50. Similarly in a case of the Madras High Court reported in AIR 1949 Mad 214 a suit had been brought for a declaration that the acquisition by the Government of certain land belonging to the plaintiff was mala fide, illegal and ultra vires. Pending the suit the plaintiff applied for amendment of the plaint that since the Bank for which the acquisition was intended had ceased to exist on account of its dissolution there was no further necessity for the acquisition at all. Govinda Menon J. considered and distinguished the case of Ezra v. Secretary of State and following the case of ILR 34 Cal 257 and the case of ILR 38 Cal 797 per Lawrence Jenkins C. J. and Woodroffe J. held that since the amendment had introduced a fresh cause of action which was outside the scope of the suit as originally framed and was inconsistent with the allegation made earlier, the amendment could not be allowed as no fresh notice was served on the Government informing them of the new cause of action,

51. The Privy Council has pointed out again and again that Section 80 of the Code of Civil Procedure is explicit and mandatory and admits of no implications and exceptions. According to the Privy Council the Section has to be applied strictly. See ; Vellyan Chettiar v. Province of Madras AIR 1947 PC 197: and Province of Bombay v. Pestonji Ardeshir Wadia .

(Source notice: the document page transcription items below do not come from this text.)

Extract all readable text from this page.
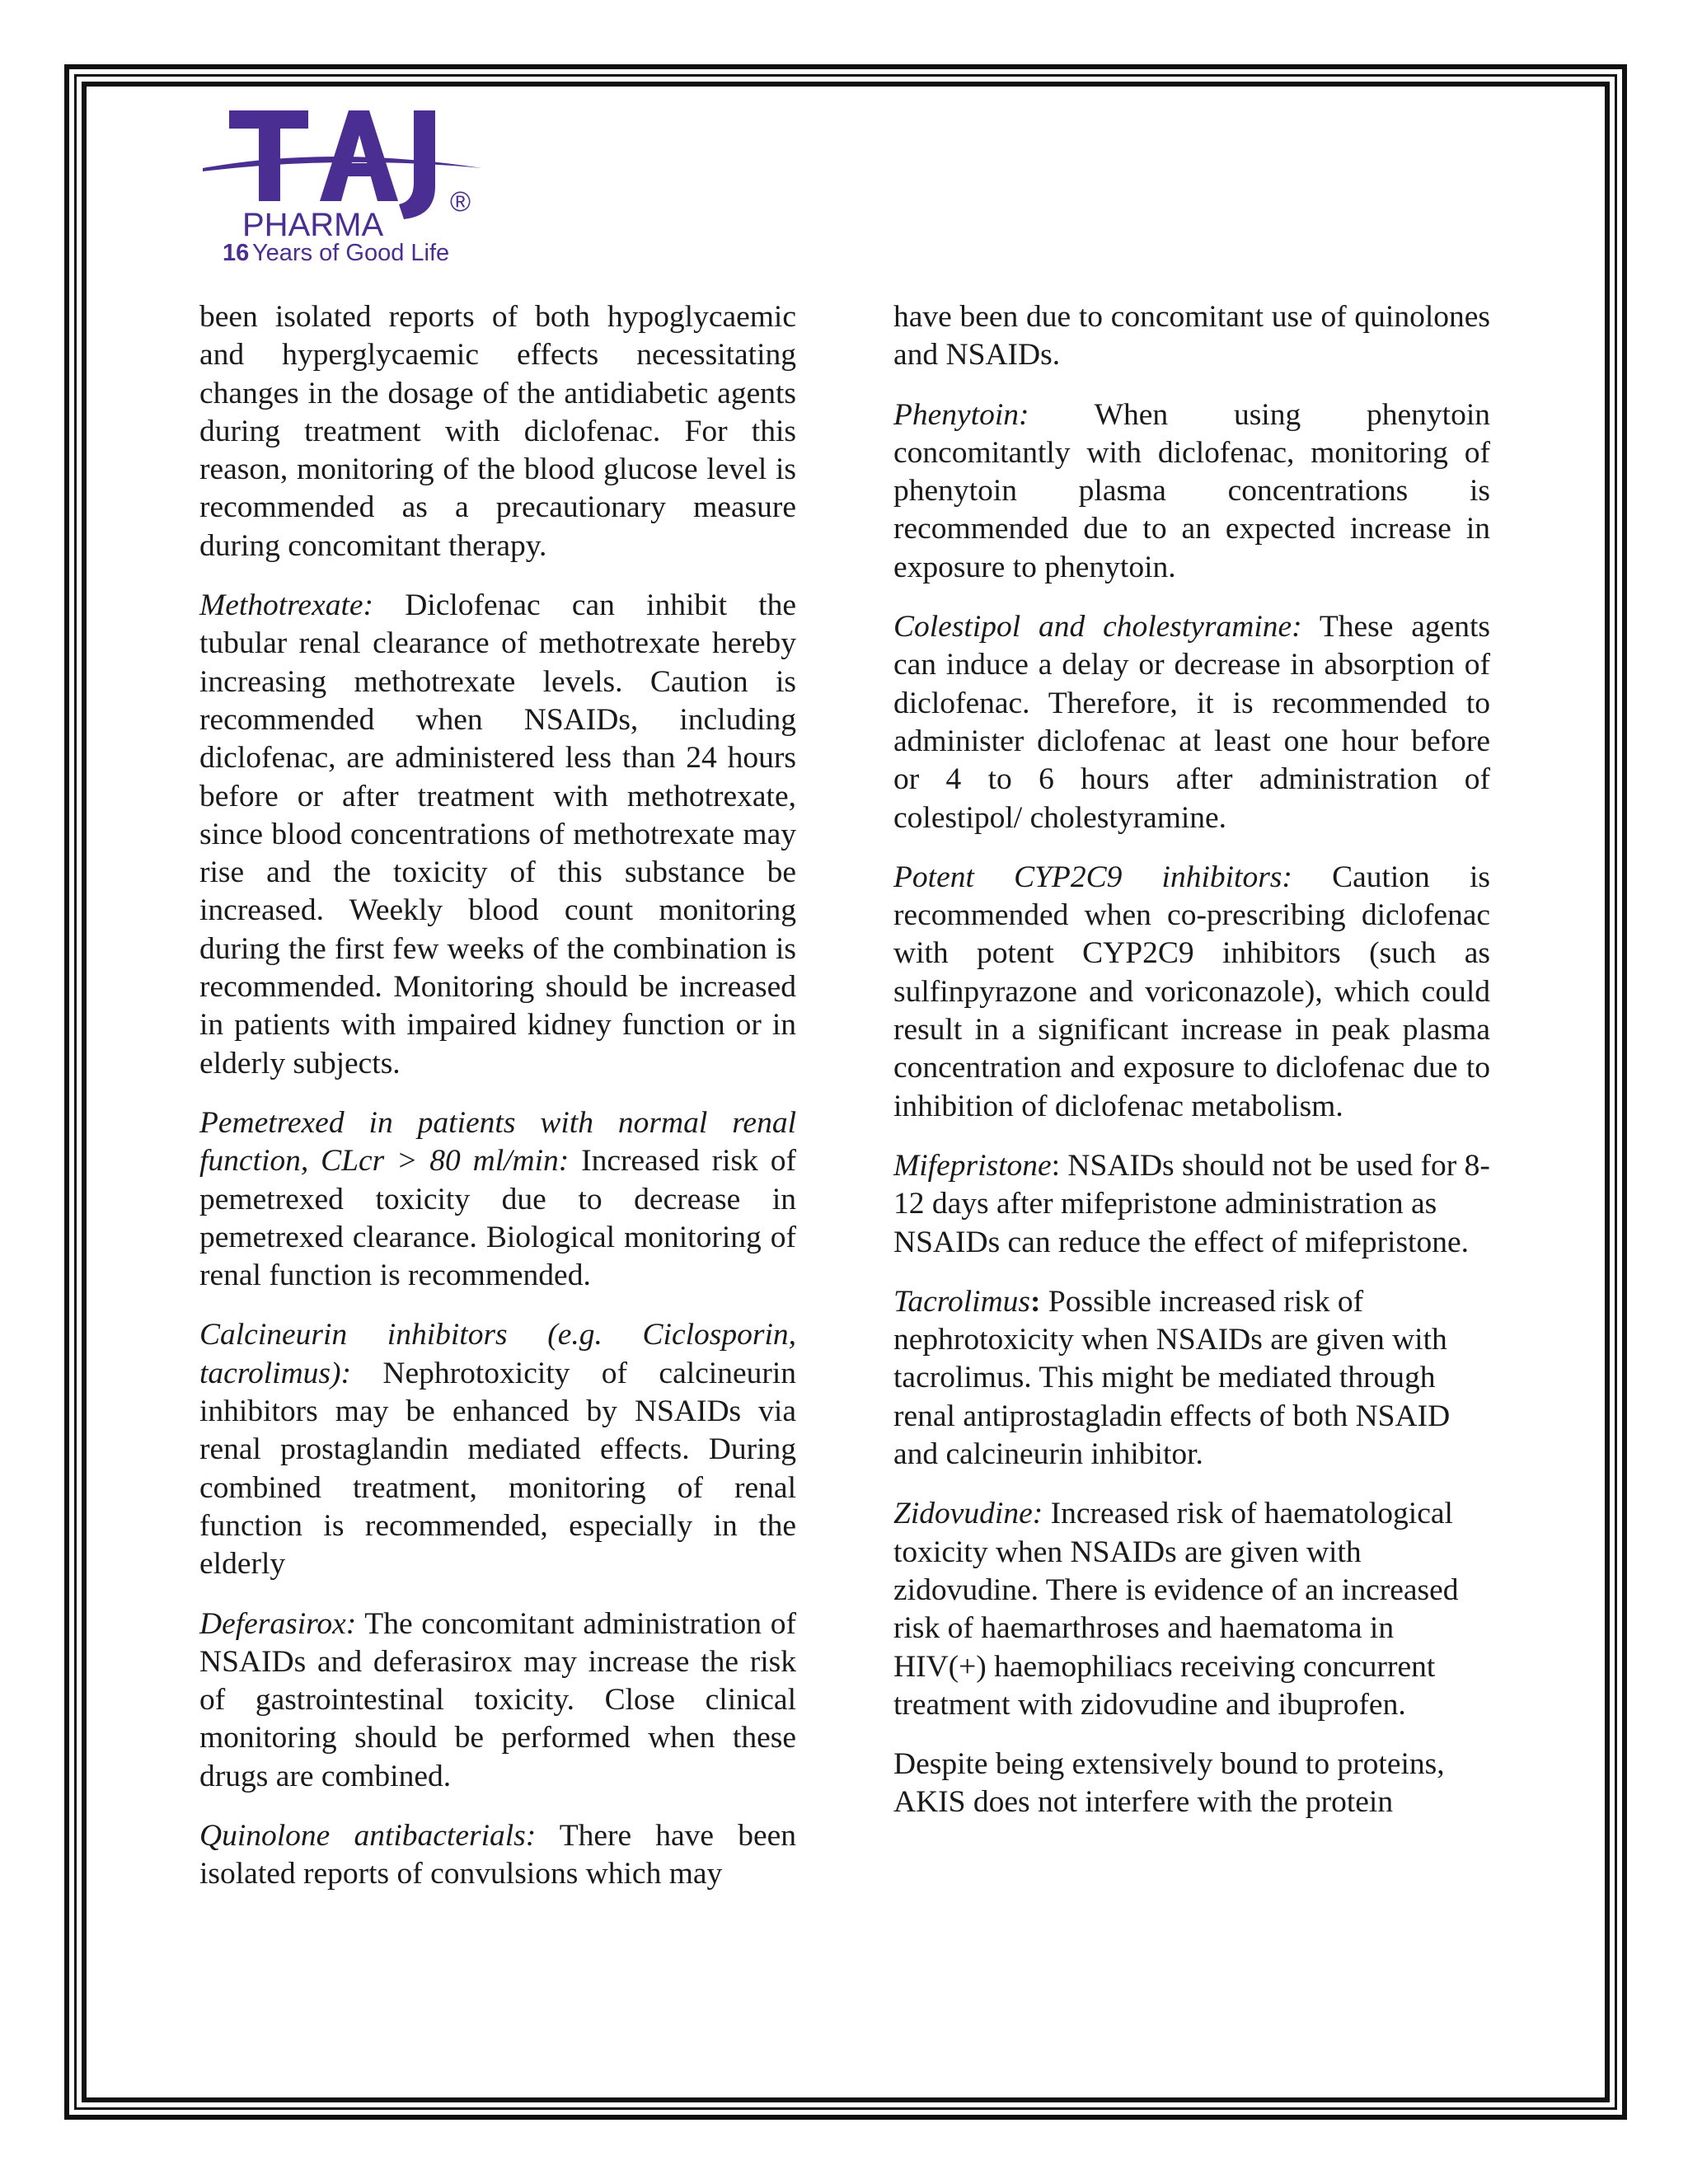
®
PHARMA
16 Years of Good Life

been isolated reports of both hypoglycaemic and hyperglycaemic effects necessitating changes in the dosage of the antidiabetic agents during treatment with diclofenac. For this reason, monitoring of the blood glucose level is recommended as a precautionary measure during concomitant therapy.

Methotrexate: Diclofenac can inhibit the tubular renal clearance of methotrexate hereby increasing methotrexate levels. Caution is recommended when NSAIDs, including diclofenac, are administered less than 24 hours before or after treatment with methotrexate, since blood concentrations of methotrexate may rise and the toxicity of this substance be increased. Weekly blood count monitoring during the first few weeks of the combination is recommended. Monitoring should be increased in patients with impaired kidney function or in elderly subjects.

Pemetrexed in patients with normal renal function, CLcr > 80 ml/min: Increased risk of pemetrexed toxicity due to decrease in pemetrexed clearance. Biological monitoring of renal function is recommended.

Calcineurin inhibitors (e.g. Ciclosporin, tacrolimus): Nephrotoxicity of calcineurin inhibitors may be enhanced by NSAIDs via renal prostaglandin mediated effects. During combined treatment, monitoring of renal function is recommended, especially in the elderly

Deferasirox: The concomitant administration of NSAIDs and deferasirox may increase the risk of gastrointestinal toxicity. Close clinical monitoring should be performed when these drugs are combined.

Quinolone antibacterials: There have been isolated reports of convulsions which may

have been due to concomitant use of quinolones and NSAIDs.

Phenytoin: When using phenytoin concomitantly with diclofenac, monitoring of phenytoin plasma concentrations is recommended due to an expected increase in exposure to phenytoin.

Colestipol and cholestyramine: These agents can induce a delay or decrease in absorption of diclofenac. Therefore, it is recommended to administer diclofenac at least one hour before or 4 to 6 hours after administration of colestipol/ cholestyramine.

Potent CYP2C9 inhibitors: Caution is recommended when co-prescribing diclofenac with potent CYP2C9 inhibitors (such as sulfinpyrazone and voriconazole), which could result in a significant increase in peak plasma concentration and exposure to diclofenac due to inhibition of diclofenac metabolism.

Mifepristone: NSAIDs should not be used for 8-12 days after mifepristone administration as NSAIDs can reduce the effect of mifepristone.

Tacrolimus: Possible increased risk of nephrotoxicity when NSAIDs are given with tacrolimus. This might be mediated through renal antiprostagladin effects of both NSAID and calcineurin inhibitor.

Zidovudine: Increased risk of haematological toxicity when NSAIDs are given with zidovudine. There is evidence of an increased risk of haemarthroses and haematoma in HIV(+) haemophiliacs receiving concurrent treatment with zidovudine and ibuprofen.

Despite being extensively bound to proteins, AKIS does not interfere with the protein
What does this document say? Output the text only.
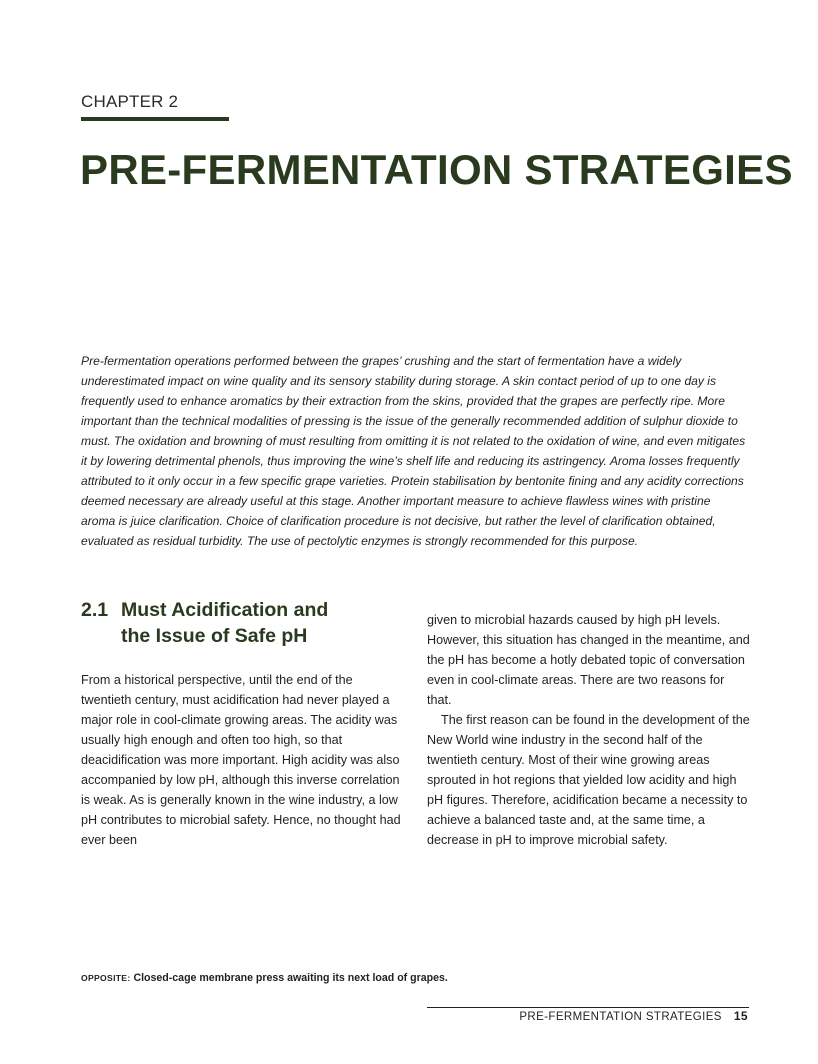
CHAPTER 2
PRE-FERMENTATION STRATEGIES

Pre-fermentation operations performed between the grapes’ crushing and the start of fermentation have a widely underestimated impact on wine quality and its sensory stability during storage. A skin contact period of up to one day is frequently used to enhance aromatics by their extraction from the skins, provided that the grapes are perfectly ripe. More important than the technical modalities of pressing is the issue of the generally recommended addition of sulphur dioxide to must. The oxidation and browning of must resulting from omitting it is not related to the oxidation of wine, and even mitigates it by lowering detrimental phenols, thus improving the wine’s shelf life and reducing its astringency. Aroma losses frequently attributed to it only occur in a few specific grape varieties. Protein stabilisation by bentonite fining and any acidity corrections deemed necessary are already useful at this stage. Another important measure to achieve flawless wines with pristine aroma is juice clarification. Choice of clarification procedure is not decisive, but rather the level of clarification obtained, evaluated as residual turbidity. The use of pectolytic enzymes is strongly recommended for this purpose.

2.1 Must Acidification and
the Issue of Safe pH

From a historical perspective, until the end of the twentieth century, must acidification had never played a major role in cool-climate growing areas. The acidity was usually high enough and often too high, so that deacidification was more important. High acidity was also accompanied by low pH, although this inverse correlation is weak. As is generally known in the wine industry, a low pH contributes to microbial safety. Hence, no thought had ever been

given to microbial hazards caused by high pH levels. However, this situation has changed in the meantime, and the pH has become a hotly debated topic of conversation even in cool-climate areas. There are two reasons for that.

The first reason can be found in the development of the New World wine industry in the second half of the twentieth century. Most of their wine growing areas sprouted in hot regions that yielded low acidity and high pH figures. Therefore, acidification became a necessity to achieve a balanced taste and, at the same time, a decrease in pH to improve microbial safety.

OPPOSITE: Closed-cage membrane press awaiting its next load of grapes.

PRE-FERMENTATION STRATEGIES 15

52. Mr. Roy also placed reliance on the case of : AIR1951Bom72 . In this case the facts were different and Chagla C. J. observed as follows:

'In my opinion, the amendment does not introduce into the plaint a new or fresh cause ofaction. The cause of action is the same as alleged in the notice. All that the amendment does is that it gives further grounds in support of the contentions and allegations which go to constitute the plaintiff's cause of action.'

53. The learned Chief Justice of the Bombay High Court has no doubt held following the decision of Sir John Beaumont in Chandulal v. Government of Bombay, AIR 1943 Bom 138 that Section 80 of the Code should be construed with some regard to common sense and to the object with which it appears to have been passed and Mr. Justice Bhagawati who was a party to this decision in : AIR1951Bom72 has reaffirmed these propositions in the Supreme Court case of Dhian Singh v. Union of India, : [1958]1SCR781 , but these learned Judges never intended to lay down that an amendment introducing a fresh cause of action or a new ground of claim could be effected without serving a fresh notice under Section 80. So the case in : AIR1951Bom72 is of no assistance to the appellant.

54. At the closing stage of his argument Mr. Roy verbally applied for leave to amend the plaint by introducing a claim based on Section 65 of the Contract Act and he expressed his intention on behalf of his client to abandon the claim as laid in the original plaint, but as no notice embodying this new cause of action under Section 80 of the Code has been served upon the defendant it is not possible to accede to the prayer of Mr. Roy.

55. I, therefore, agree with the learned trial Judge that Section 80 of the Code of Civil Procedure is an additional obstacle in the way of the plaintiff appellant getting any relief based on Section 65 or the Indian Contract Act.

56. In my view the suit has been rightly dismissed by the learned trial Judge. I agree with my Lord the Chief Justice that the Appeal should be dismissed with costs.